Sensass
Je me sens bien. Quand on ne se sent pas bien, c’est pour se faire sentir par quelqu’un d’autre… Et apparemment, les gens ne se sentent plus.
Leur odeur s’infiltre, s’introduit, s’insinue, s’impose : même sous la porte de chez moi, l’effluve me poursuit, alors que j’essaie de lui échapper tant bien que mal. Mâle frais rasé, femelle aux aisselles rosées du plaisir Narta, déodorants odorants, eaux de toilettes qui s’entêtent, parfums sans fin, qui, somme toute, ne donnent pas faim…
D’où vient donc cette idée que le mââââle fait du bien ? Que la femelle doit se sentir de loin ? Que sentir bon, c’est se sentir fort, toujours plus fort ? En politique, oui, mais aussi… Au boulot, dans la rue, dans l’arène de la vie, faut en mettre plein la vue… Enfin, du « m’as-tu-vu », on passe au « m’as-tu-senti », aujourd’hui.
Si ce n’est pas tout à fait nouveau, on peut quand même noter qu’il y a dérive… Des continents de senteurs se sont délités, jusqu’à devenir odeurs grossières.
Le parfum fit son apparition dès les Sumériens (soit au IVe siècle avant JC), et pas spécialement parce qu’ils suaient leur mère, je ne crois pas.

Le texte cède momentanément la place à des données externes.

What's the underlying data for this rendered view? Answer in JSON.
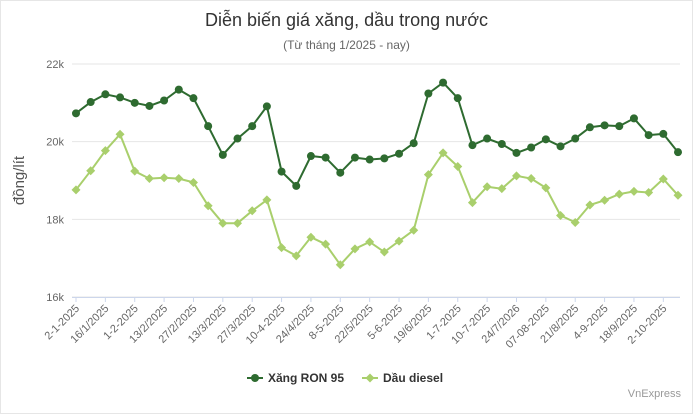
{
  "chart_data": {
    "type": "line",
    "title": "Diễn biến giá xăng, dầu trong nước",
    "subtitle": "(Từ tháng 1/2025 - nay)",
    "ylabel": "đồng/lít",
    "xlabel": "",
    "ylim": [
      16000,
      22000
    ],
    "yticks": [
      16000,
      18000,
      20000,
      22000
    ],
    "ytick_labels": [
      "16k",
      "18k",
      "20k",
      "22k"
    ],
    "grid": true,
    "legend_position": "bottom",
    "x_tick_labels": [
      "2-1-2025",
      "16/1/2025",
      "1-2-2025",
      "13/2/2025",
      "27/2/2025",
      "13/3/2025",
      "27/3/2025",
      "10-4-2025",
      "24/4/2025",
      "8-5-2025",
      "22/5/2025",
      "5-6-2025",
      "19/6/2025",
      "1-7-2025",
      "10-7-2025",
      "24/7/2026",
      "07-08-2025",
      "21/8/2025",
      "4-9-2025",
      "18/9/2025",
      "2-10-2025"
    ],
    "series": [
      {
        "name": "Xăng RON 95",
        "color": "#2e6b30",
        "values": [
          20730,
          21020,
          21220,
          21140,
          21000,
          20920,
          21060,
          21340,
          21120,
          20400,
          19660,
          20080,
          20400,
          20910,
          19230,
          18860,
          19630,
          19590,
          19200,
          19590,
          19540,
          19570,
          19690,
          19960,
          21240,
          21520,
          21120,
          19910,
          20080,
          19940,
          19710,
          19850,
          20060,
          19880,
          20080,
          20370,
          20420,
          20400,
          20600,
          20170,
          20200,
          19730
        ]
      },
      {
        "name": "Dầu diesel",
        "color": "#a9cf6c",
        "values": [
          18760,
          19250,
          19770,
          20190,
          19240,
          19050,
          19070,
          19050,
          18950,
          18350,
          17900,
          17900,
          18220,
          18500,
          17270,
          17060,
          17540,
          17360,
          16830,
          17240,
          17420,
          17160,
          17440,
          17720,
          19150,
          19710,
          19360,
          18430,
          18840,
          18790,
          19120,
          19050,
          18810,
          18100,
          17920,
          18370,
          18490,
          18650,
          18720,
          18690,
          19040,
          18620
        ]
      }
    ]
  },
  "credit": "VnExpress"
}
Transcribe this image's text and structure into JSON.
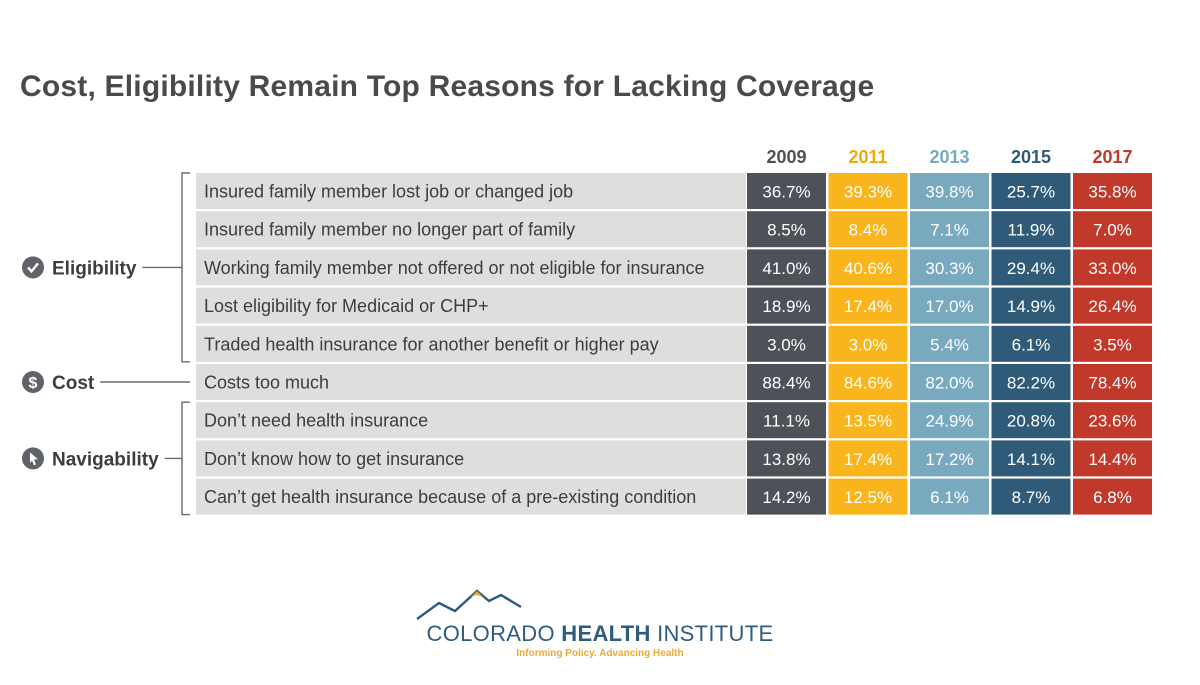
{
  "chart_data": {
    "type": "table",
    "title": "Cost, Eligibility Remain Top Reasons for Lacking Coverage",
    "columns": [
      {
        "year": "2009",
        "color": "#4d5258"
      },
      {
        "year": "2011",
        "color": "#f9b51b"
      },
      {
        "year": "2013",
        "color": "#79a9bf"
      },
      {
        "year": "2015",
        "color": "#2f5b78"
      },
      {
        "year": "2017",
        "color": "#c0392b"
      }
    ],
    "groups": [
      {
        "name": "Eligibility",
        "icon": "check-icon"
      },
      {
        "name": "Cost",
        "icon": "dollar-icon"
      },
      {
        "name": "Navigability",
        "icon": "cursor-icon"
      }
    ],
    "rows": [
      {
        "group": "Eligibility",
        "label": "Insured family member lost job or changed job",
        "values": [
          "36.7%",
          "39.3%",
          "39.8%",
          "25.7%",
          "35.8%"
        ]
      },
      {
        "group": "Eligibility",
        "label": "Insured family member no longer part of family",
        "values": [
          "8.5%",
          "8.4%",
          "7.1%",
          "11.9%",
          "7.0%"
        ]
      },
      {
        "group": "Eligibility",
        "label": "Working family member not offered or not eligible for insurance",
        "values": [
          "41.0%",
          "40.6%",
          "30.3%",
          "29.4%",
          "33.0%"
        ]
      },
      {
        "group": "Eligibility",
        "label": "Lost eligibility for Medicaid or CHP+",
        "values": [
          "18.9%",
          "17.4%",
          "17.0%",
          "14.9%",
          "26.4%"
        ]
      },
      {
        "group": "Eligibility",
        "label": "Traded health insurance for another benefit or higher pay",
        "values": [
          "3.0%",
          "3.0%",
          "5.4%",
          "6.1%",
          "3.5%"
        ]
      },
      {
        "group": "Cost",
        "label": "Costs too much",
        "values": [
          "88.4%",
          "84.6%",
          "82.0%",
          "82.2%",
          "78.4%"
        ]
      },
      {
        "group": "Navigability",
        "label": "Don’t need health insurance",
        "values": [
          "11.1%",
          "13.5%",
          "24.9%",
          "20.8%",
          "23.6%"
        ]
      },
      {
        "group": "Navigability",
        "label": "Don’t know how to get insurance",
        "values": [
          "13.8%",
          "17.4%",
          "17.2%",
          "14.1%",
          "14.4%"
        ]
      },
      {
        "group": "Navigability",
        "label": "Can’t get health insurance because of a pre-existing condition",
        "values": [
          "14.2%",
          "12.5%",
          "6.1%",
          "8.7%",
          "6.8%"
        ]
      }
    ]
  },
  "logo": {
    "name_part1": "COLORADO ",
    "name_part2": "HEALTH",
    "name_part3": " INSTITUTE",
    "tagline": "Informing Policy. Advancing Health",
    "colors": {
      "primary": "#2e5c7f",
      "accent": "#f0a830"
    }
  }
}
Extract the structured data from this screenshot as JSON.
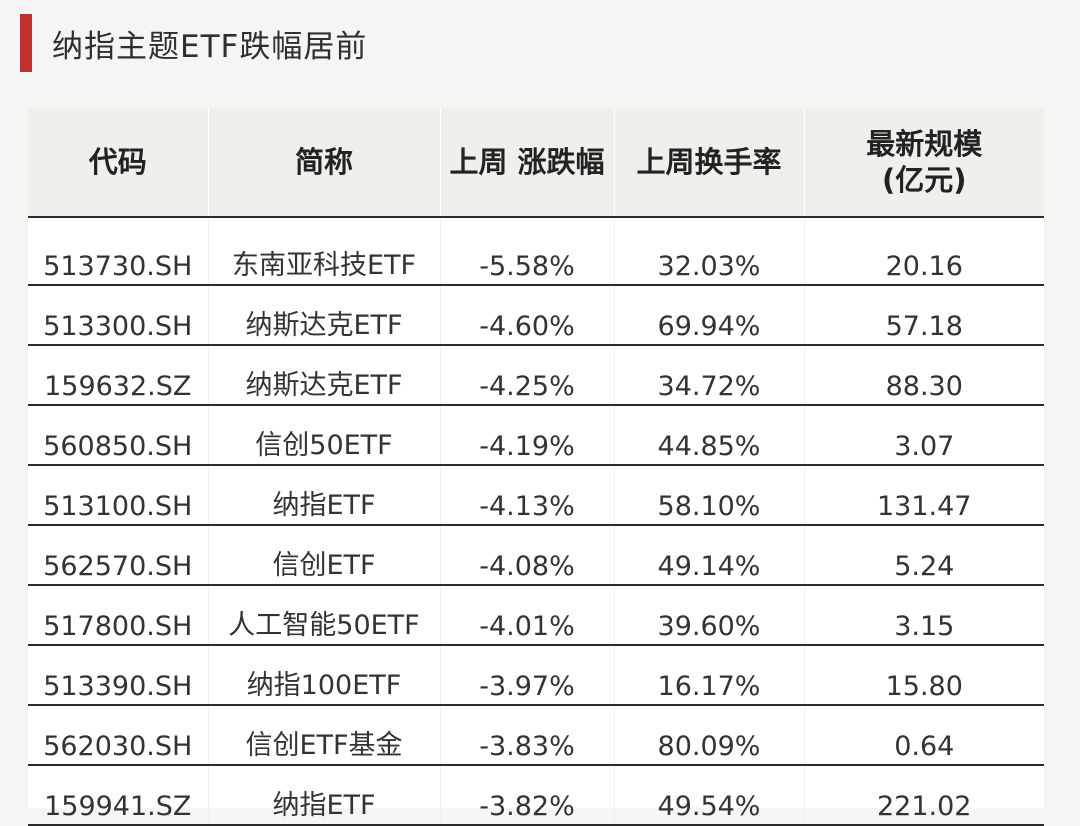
{
  "title": "纳指主题ETF跌幅居前",
  "headers": [
    "代码",
    "简称",
    "上周 涨跌幅",
    "上周换手率",
    "最新规模"
  ],
  "header_sub": "(亿元)",
  "rows": [
    {
      "code": "513730.SH",
      "name": "东南亚科技ETF",
      "change": "-5.58%",
      "turnover": "32.03%",
      "scale": "20.16"
    },
    {
      "code": "513300.SH",
      "name": "纳斯达克ETF",
      "change": "-4.60%",
      "turnover": "69.94%",
      "scale": "57.18"
    },
    {
      "code": "159632.SZ",
      "name": "纳斯达克ETF",
      "change": "-4.25%",
      "turnover": "34.72%",
      "scale": "88.30"
    },
    {
      "code": "560850.SH",
      "name": "信创50ETF",
      "change": "-4.19%",
      "turnover": "44.85%",
      "scale": "3.07"
    },
    {
      "code": "513100.SH",
      "name": "纳指ETF",
      "change": "-4.13%",
      "turnover": "58.10%",
      "scale": "131.47"
    },
    {
      "code": "562570.SH",
      "name": "信创ETF",
      "change": "-4.08%",
      "turnover": "49.14%",
      "scale": "5.24"
    },
    {
      "code": "517800.SH",
      "name": "人工智能50ETF",
      "change": "-4.01%",
      "turnover": "39.60%",
      "scale": "3.15"
    },
    {
      "code": "513390.SH",
      "name": "纳指100ETF",
      "change": "-3.97%",
      "turnover": "16.17%",
      "scale": "15.80"
    },
    {
      "code": "562030.SH",
      "name": "信创ETF基金",
      "change": "-3.83%",
      "turnover": "80.09%",
      "scale": "0.64"
    },
    {
      "code": "159941.SZ",
      "name": "纳指ETF",
      "change": "-3.82%",
      "turnover": "49.54%",
      "scale": "221.02"
    }
  ],
  "accent_color": "#c0312b"
}
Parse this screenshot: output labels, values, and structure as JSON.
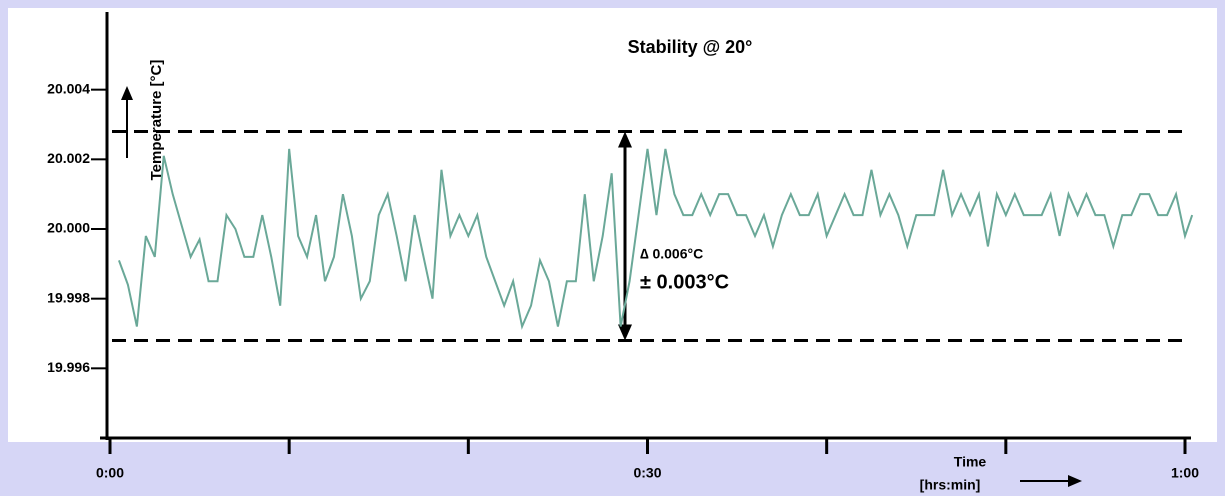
{
  "chart_data": {
    "type": "line",
    "title": "Stability @ 20°",
    "y_label": "Temperature [°C]",
    "x_label": [
      "Time",
      "[hrs:min]"
    ],
    "annotations": [
      "∆ 0.006°C",
      "± 0.003°C"
    ],
    "limits": [
      20.0028,
      19.9968
    ],
    "xlim": [
      0,
      60
    ],
    "ylim": [
      19.994,
      20.006
    ],
    "xticks": [
      {
        "value": 0,
        "label": "0:00"
      },
      {
        "value": 30,
        "label": "0:30"
      },
      {
        "value": 60,
        "label": "1:00"
      }
    ],
    "xminorticks": [
      10,
      20,
      40,
      50
    ],
    "yticks": [
      {
        "value": 19.996,
        "label": "19.996"
      },
      {
        "value": 19.998,
        "label": "19.998"
      },
      {
        "value": 20.0,
        "label": "20.000"
      },
      {
        "value": 20.002,
        "label": "20.002"
      },
      {
        "value": 20.004,
        "label": "20.004"
      }
    ],
    "series": [
      {
        "name": null,
        "color": "#6aa898",
        "x": [
          0.5,
          1,
          1.5,
          2,
          2.5,
          3,
          3.5,
          4,
          4.5,
          5,
          5.5,
          6,
          6.5,
          7,
          7.5,
          8,
          8.5,
          9,
          9.5,
          10,
          10.5,
          11,
          11.5,
          12,
          12.5,
          13,
          13.5,
          14,
          14.5,
          15,
          15.5,
          16,
          16.5,
          17,
          17.5,
          18,
          18.5,
          19,
          19.5,
          20,
          20.5,
          21,
          21.5,
          22,
          22.5,
          23,
          23.5,
          24,
          24.5,
          25,
          25.5,
          26,
          26.5,
          27,
          27.5,
          28,
          28.5,
          29,
          29.5,
          30,
          30.5,
          31,
          31.5,
          32,
          32.5,
          33,
          33.5,
          34,
          34.5,
          35,
          35.5,
          36,
          36.5,
          37,
          37.5,
          38,
          38.5,
          39,
          39.5,
          40,
          40.5,
          41,
          41.5,
          42,
          42.5,
          43,
          43.5,
          44,
          44.5,
          45,
          45.5,
          46,
          46.5,
          47,
          47.5,
          48,
          48.5,
          49,
          49.5,
          50,
          50.5,
          51,
          51.5,
          52,
          52.5,
          53,
          53.5,
          54,
          54.5,
          55,
          55.5,
          56,
          56.5,
          57,
          57.5,
          58,
          58.5,
          59,
          59.5,
          60,
          60.4
        ],
        "values": [
          19.9991,
          19.9984,
          19.9972,
          19.9998,
          19.9992,
          20.0021,
          20.001,
          20.0001,
          19.9992,
          19.9997,
          19.9985,
          19.9985,
          20.0004,
          20.0,
          19.9992,
          19.9992,
          20.0004,
          19.9992,
          19.9978,
          20.0023,
          19.9998,
          19.9992,
          20.0004,
          19.9985,
          19.9992,
          20.001,
          19.9998,
          19.998,
          19.9985,
          20.0004,
          20.001,
          19.9998,
          19.9985,
          20.0004,
          19.9992,
          19.998,
          20.0017,
          19.9998,
          20.0004,
          19.9998,
          20.0004,
          19.9992,
          19.9985,
          19.9978,
          19.9985,
          19.9972,
          19.9978,
          19.9991,
          19.9985,
          19.9972,
          19.9985,
          19.9985,
          20.001,
          19.9985,
          19.9998,
          20.0016,
          19.9972,
          19.9985,
          20.0004,
          20.0023,
          20.0004,
          20.0023,
          20.001,
          20.0004,
          20.0004,
          20.001,
          20.0004,
          20.001,
          20.001,
          20.0004,
          20.0004,
          19.9998,
          20.0004,
          19.9995,
          20.0004,
          20.001,
          20.0004,
          20.0004,
          20.001,
          19.9998,
          20.0004,
          20.001,
          20.0004,
          20.0004,
          20.0017,
          20.0004,
          20.001,
          20.0004,
          19.9995,
          20.0004,
          20.0004,
          20.0004,
          20.0017,
          20.0004,
          20.001,
          20.0004,
          20.001,
          19.9995,
          20.001,
          20.0004,
          20.001,
          20.0004,
          20.0004,
          20.0004,
          20.001,
          19.9998,
          20.001,
          20.0004,
          20.001,
          20.0004,
          20.0004,
          19.9995,
          20.0004,
          20.0004,
          20.001,
          20.001,
          20.0004,
          20.0004,
          20.001,
          19.9998,
          20.0004
        ]
      }
    ]
  }
}
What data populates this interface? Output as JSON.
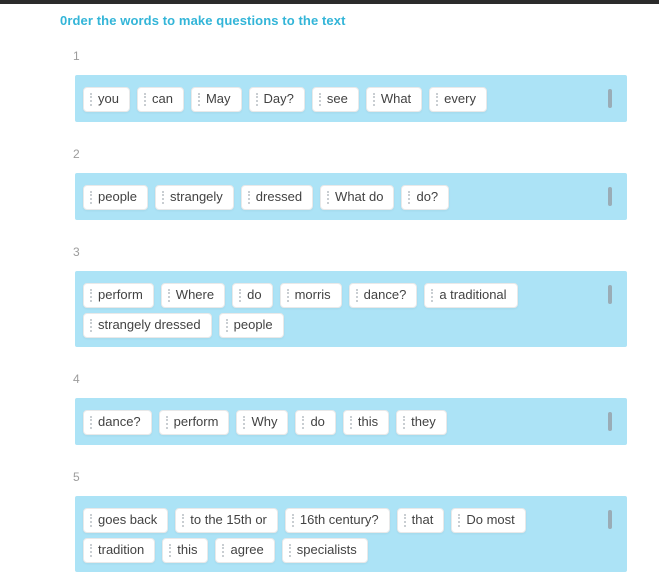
{
  "page": {
    "title": "0rder the words to make questions to the text"
  },
  "colors": {
    "accent_title": "#33b5d8",
    "bar_background": "#ace3f6",
    "top_border": "#2b2b2b",
    "exercise_number": "#9c9c9c",
    "chip_text": "#424242",
    "bar_handle": "#969ea6"
  },
  "icons": {
    "chip_drag_handle": "dotted-vertical-grip",
    "bar_drag_handle": "vertical-bar-grip"
  },
  "exercises": [
    {
      "number": "1",
      "words": [
        "you",
        "can",
        "May",
        "Day?",
        "see",
        "What",
        "every"
      ]
    },
    {
      "number": "2",
      "words": [
        "people",
        "strangely",
        "dressed",
        "What do",
        "do?"
      ]
    },
    {
      "number": "3",
      "words": [
        "perform",
        "Where",
        "do",
        "morris",
        "dance?",
        "a traditional",
        "strangely dressed",
        "people"
      ]
    },
    {
      "number": "4",
      "words": [
        "dance?",
        "perform",
        "Why",
        "do",
        "this",
        "they"
      ]
    },
    {
      "number": "5",
      "words": [
        "goes back",
        "to the 15th or",
        "16th century?",
        "that",
        "Do most",
        "tradition",
        "this",
        "agree",
        "specialists"
      ]
    }
  ]
}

A l’époque, les produits étaient broyés, pilés, bouillis, imprégnés de matières grasses, et on utilisait surtout des écorces, des résines, des racines ou des matières animales servant de fixateurs. L’objectif était de recréer une effluve florale ou de bois, de nature après la pluie, de coucher de soleil dans la mer, sans les excréments de mouette. On accompagnait l’image qu’on donnait de soi d’un doux fumet qui s’évaporait en fumée.
Sous Louis XIV, c’est vrai, on couvrait ainsi le fait qu’on ne s’était pas lavé et qu’on fouettait la mouette.
Et aujourd’hui ? Le bruit et l’odeur… Le métro. Une agression des sens permanente. Mais il est plus difficile de fermer son nez que ses yeux ou ses oreilles. Et les hectolitres dont s’aspergent les gens débouchent les narines. Et le reste… Car elles en contiennent, ces giclées de liquide parfumé, ambré, transparent ou rosé, destiné à griser.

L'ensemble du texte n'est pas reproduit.